- Tue, April 17 2012
- Filed under: Writing
I devour books on writing much the way I imagine amateur chefs devour cookbooks. I get inspired, informed about the craft and smarter about the essential ingredients of a masterpiece. And I can’t put them down.
I’ve recently become a zealous fan of Lisa Cron, who blogs on storytelling and is author of the upcoming book, Wired for Story: The Writer’s Guide to Using Brain Science to Hook Readers from the Very First Sentence. I’m lucky enough to have a galley of her new book, and it’s chockablock with advice that could make all of us far more powerful at telling the story of our work, which is the most important thing you can possibly do as a fundraiser, nonprofit marketing professional or cause champion. I measure a book by the number of underlines and dog-ears I make (handy for referencing the parts to reread), and this one is a marked up mess.
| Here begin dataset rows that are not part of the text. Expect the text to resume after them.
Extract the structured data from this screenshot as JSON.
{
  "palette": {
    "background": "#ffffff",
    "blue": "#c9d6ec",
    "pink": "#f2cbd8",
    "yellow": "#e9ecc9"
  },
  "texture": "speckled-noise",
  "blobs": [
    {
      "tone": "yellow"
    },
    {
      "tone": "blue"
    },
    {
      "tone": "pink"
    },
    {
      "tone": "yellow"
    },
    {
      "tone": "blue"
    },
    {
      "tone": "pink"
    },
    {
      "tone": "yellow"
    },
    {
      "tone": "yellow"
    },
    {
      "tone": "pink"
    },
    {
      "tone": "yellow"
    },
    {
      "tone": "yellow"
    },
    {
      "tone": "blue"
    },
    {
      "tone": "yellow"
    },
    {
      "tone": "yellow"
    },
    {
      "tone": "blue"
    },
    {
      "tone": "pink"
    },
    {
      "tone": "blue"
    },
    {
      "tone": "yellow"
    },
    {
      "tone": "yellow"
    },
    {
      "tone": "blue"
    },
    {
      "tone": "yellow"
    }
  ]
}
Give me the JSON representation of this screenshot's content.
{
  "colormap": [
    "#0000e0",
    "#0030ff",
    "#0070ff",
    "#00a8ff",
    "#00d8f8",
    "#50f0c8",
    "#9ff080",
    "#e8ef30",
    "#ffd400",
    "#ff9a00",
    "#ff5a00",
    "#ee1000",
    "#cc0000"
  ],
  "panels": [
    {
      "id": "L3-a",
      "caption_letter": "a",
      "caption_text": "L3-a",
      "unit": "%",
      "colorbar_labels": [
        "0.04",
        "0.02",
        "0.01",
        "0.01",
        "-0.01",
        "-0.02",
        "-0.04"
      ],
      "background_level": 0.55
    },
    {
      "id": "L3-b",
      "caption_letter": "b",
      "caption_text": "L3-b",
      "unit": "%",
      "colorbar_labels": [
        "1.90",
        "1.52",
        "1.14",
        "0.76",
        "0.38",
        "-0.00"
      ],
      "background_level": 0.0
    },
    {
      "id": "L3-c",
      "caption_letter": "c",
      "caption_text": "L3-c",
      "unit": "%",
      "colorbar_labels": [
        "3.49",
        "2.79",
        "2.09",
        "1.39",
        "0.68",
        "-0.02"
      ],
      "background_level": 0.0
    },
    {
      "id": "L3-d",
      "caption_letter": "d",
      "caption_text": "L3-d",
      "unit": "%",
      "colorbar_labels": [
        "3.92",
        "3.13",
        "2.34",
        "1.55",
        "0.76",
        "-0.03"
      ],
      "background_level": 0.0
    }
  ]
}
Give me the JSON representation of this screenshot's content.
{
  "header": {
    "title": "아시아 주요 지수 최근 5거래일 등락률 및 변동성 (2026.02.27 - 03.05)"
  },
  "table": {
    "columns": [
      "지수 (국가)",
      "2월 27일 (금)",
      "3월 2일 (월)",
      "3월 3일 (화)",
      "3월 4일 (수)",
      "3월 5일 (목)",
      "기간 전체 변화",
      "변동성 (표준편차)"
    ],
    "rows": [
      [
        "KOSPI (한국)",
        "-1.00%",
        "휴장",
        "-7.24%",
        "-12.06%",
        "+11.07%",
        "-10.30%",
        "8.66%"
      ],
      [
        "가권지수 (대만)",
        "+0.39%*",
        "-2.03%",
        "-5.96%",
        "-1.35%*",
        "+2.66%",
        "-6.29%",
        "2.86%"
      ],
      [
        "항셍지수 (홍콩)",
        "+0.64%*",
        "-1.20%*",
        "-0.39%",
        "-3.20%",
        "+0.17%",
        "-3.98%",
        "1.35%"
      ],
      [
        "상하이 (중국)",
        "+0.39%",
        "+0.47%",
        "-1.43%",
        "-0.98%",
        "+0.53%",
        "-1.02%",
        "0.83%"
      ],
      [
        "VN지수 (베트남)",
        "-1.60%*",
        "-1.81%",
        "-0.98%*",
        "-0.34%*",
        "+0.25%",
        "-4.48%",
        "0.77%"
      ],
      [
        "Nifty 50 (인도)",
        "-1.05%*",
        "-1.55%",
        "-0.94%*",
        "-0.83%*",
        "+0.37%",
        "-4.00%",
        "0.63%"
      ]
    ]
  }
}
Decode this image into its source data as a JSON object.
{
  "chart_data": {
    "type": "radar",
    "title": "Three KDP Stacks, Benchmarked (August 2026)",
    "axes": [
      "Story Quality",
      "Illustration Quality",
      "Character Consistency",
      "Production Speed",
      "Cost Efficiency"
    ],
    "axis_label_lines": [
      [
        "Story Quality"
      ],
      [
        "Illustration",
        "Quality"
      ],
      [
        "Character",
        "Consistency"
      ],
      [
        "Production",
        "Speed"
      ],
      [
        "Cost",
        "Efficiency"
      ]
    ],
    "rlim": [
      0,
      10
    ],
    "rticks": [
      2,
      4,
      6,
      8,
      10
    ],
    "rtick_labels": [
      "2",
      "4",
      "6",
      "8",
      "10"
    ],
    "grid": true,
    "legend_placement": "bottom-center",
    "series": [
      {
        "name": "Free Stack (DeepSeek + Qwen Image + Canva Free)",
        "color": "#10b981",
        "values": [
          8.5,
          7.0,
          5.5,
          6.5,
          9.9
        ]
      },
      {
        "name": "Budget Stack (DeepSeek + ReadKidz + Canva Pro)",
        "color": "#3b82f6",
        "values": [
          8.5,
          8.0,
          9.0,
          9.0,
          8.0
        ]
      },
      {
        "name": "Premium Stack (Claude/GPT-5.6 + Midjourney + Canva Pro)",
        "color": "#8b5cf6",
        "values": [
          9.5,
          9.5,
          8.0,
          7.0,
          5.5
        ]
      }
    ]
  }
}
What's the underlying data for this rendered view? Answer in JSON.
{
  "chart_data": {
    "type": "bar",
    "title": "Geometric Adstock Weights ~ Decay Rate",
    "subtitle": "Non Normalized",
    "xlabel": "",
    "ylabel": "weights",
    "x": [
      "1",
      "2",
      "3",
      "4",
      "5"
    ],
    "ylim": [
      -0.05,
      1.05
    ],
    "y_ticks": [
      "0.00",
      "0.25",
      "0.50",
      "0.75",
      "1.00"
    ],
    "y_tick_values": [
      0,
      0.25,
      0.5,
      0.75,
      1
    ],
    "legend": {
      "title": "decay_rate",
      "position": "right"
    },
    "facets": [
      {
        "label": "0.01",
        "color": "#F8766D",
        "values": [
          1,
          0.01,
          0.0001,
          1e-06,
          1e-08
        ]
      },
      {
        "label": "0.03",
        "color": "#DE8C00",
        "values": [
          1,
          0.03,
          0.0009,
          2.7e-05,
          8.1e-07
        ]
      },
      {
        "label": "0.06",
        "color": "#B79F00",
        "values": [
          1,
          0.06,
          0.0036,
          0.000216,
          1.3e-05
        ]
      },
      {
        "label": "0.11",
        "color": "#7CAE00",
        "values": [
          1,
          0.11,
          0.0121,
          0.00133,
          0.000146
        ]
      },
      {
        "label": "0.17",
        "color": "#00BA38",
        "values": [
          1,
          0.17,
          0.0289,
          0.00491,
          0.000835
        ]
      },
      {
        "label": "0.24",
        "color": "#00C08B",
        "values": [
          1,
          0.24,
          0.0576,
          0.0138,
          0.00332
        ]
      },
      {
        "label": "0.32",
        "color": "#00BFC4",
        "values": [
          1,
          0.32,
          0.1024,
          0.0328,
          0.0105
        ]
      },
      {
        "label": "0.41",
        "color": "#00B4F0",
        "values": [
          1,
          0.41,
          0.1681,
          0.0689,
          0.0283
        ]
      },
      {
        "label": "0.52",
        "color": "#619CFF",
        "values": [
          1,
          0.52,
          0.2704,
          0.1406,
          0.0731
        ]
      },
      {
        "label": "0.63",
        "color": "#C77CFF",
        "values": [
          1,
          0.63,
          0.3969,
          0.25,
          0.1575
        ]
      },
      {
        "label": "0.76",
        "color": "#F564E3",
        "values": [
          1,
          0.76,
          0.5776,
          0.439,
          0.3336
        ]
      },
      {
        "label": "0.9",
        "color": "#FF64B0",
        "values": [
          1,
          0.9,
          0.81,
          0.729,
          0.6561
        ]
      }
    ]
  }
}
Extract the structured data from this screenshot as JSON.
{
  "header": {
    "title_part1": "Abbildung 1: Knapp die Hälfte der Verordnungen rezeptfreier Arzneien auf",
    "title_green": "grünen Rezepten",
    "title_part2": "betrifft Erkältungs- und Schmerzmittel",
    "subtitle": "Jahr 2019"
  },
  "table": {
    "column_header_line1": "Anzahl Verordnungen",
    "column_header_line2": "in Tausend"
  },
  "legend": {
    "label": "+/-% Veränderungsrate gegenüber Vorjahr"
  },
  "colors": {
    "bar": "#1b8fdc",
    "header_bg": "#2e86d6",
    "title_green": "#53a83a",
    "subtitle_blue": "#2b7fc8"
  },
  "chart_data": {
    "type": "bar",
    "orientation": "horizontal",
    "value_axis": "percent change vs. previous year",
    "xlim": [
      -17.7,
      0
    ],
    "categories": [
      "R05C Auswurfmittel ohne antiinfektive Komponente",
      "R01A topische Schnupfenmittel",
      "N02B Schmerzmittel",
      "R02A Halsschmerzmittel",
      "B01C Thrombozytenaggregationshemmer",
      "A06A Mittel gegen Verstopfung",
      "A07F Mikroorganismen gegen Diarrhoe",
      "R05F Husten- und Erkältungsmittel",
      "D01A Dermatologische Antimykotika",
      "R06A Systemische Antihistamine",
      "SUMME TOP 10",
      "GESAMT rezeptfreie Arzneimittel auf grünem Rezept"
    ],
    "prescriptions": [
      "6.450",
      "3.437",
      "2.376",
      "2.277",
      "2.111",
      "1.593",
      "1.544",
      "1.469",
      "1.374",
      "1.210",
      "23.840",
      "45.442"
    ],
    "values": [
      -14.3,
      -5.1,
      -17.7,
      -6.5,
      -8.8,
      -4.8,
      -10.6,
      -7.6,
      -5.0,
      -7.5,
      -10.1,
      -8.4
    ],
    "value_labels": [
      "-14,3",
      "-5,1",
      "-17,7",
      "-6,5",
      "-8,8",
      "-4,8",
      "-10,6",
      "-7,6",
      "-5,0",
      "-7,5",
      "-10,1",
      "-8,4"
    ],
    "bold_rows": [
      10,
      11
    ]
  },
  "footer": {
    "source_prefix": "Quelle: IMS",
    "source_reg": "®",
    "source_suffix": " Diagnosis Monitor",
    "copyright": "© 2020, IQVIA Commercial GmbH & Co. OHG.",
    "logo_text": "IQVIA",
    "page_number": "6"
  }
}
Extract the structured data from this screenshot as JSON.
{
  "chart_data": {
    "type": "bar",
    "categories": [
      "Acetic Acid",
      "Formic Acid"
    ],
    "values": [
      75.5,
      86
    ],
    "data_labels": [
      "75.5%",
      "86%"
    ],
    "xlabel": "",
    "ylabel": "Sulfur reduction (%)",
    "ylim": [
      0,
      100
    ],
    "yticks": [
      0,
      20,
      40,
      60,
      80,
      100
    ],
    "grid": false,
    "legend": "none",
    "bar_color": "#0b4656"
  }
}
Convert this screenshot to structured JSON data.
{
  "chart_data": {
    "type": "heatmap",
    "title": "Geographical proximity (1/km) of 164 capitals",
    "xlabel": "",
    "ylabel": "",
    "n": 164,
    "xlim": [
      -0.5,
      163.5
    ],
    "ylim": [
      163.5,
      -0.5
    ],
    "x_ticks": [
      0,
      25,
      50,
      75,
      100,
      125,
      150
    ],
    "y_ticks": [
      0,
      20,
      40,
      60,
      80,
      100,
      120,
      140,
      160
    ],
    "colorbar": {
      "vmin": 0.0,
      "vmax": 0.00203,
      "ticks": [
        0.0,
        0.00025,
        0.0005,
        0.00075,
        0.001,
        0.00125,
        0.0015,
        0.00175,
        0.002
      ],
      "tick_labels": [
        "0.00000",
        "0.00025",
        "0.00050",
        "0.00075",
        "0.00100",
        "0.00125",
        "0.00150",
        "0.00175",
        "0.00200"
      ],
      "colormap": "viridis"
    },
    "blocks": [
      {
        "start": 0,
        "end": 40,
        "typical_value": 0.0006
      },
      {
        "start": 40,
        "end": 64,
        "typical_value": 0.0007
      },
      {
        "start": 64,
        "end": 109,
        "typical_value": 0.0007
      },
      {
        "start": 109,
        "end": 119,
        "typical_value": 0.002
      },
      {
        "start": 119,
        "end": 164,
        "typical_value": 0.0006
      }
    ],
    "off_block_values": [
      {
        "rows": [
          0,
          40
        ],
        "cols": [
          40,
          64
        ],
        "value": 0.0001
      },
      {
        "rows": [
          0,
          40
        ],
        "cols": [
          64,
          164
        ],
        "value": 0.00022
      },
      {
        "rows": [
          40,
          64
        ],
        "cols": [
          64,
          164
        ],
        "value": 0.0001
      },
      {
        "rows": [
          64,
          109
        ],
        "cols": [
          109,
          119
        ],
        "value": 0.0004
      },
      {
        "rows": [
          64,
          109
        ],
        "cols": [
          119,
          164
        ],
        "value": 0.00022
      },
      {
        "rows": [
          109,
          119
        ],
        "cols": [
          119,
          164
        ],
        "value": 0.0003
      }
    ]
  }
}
That’s a good thing, along with the fact that I can’t put it down.
Lisa has written, “Have you ever gone into a bookstore, pulled a novel off the shelf, glanced at the first page and thought, ‘You know, this is kind of dull, and I can’t tell what it’s about, but I’m sure the author tried really, really hard, and probably has something important to say, so I’m going to buy it, read it, and recommend it to all my friends?’” The answer is, of course not.
I feel the same way about most of what I receive from nonprofits. I open the letter or email, start reading and then stop. Because even though someone tried hard and the cause matters, that’s just not enough.
So how do we do better?
Here are three of my favorite principles from the book for nonprofit readers. Try using them for your next appeal, report or anything and see what happens.
1. If we’re not feeling, we’re not conscious. And if we’re not feeling, we’re not reading. You have to get under the skin of the people (or animals) that are at the heart of your cause so you can make people care.
2. The story is in the specifics. A big part of accomplishing #1 is specifics. Lisa writes, “In October 2006, nearly six thousand people worldwide perished in hurricane-induced floods. Quick, what do you feel after reading that sentence? ... Now imagine a wall of water coming straight toward a small boy, who clings desperately to his frantic mother. Trying to soothe him, she whispers, ‘Don’t worry baby, I’m here, I won’t let you go.’ She feels him relax in the moment of deafening calm just before the water rips him from her arms. The sounds of his cry above the cacophony of destruction - trees ripped from the ground, houses smashed to splinters - will haunt her for the rest of her life… Now how do you feel?” Without specifics—and without a person whom we understand - we cannot get attached. But with those specifics, we feel the “ineffable magnitude of it all.” We aren’t being told a story, we’re living it.
3. Zero in on your point. Make sure everything you express cuts to the point of your story and the essence of your cause. If a detail, a person or a quote doesn’t drive it home, cut it. Remember, a good story is life with the boring parts cut out.
Thanks Lisa for giving us a great guide to making our stories vivid and our work intensely relatable - and therefore impossible to ignore.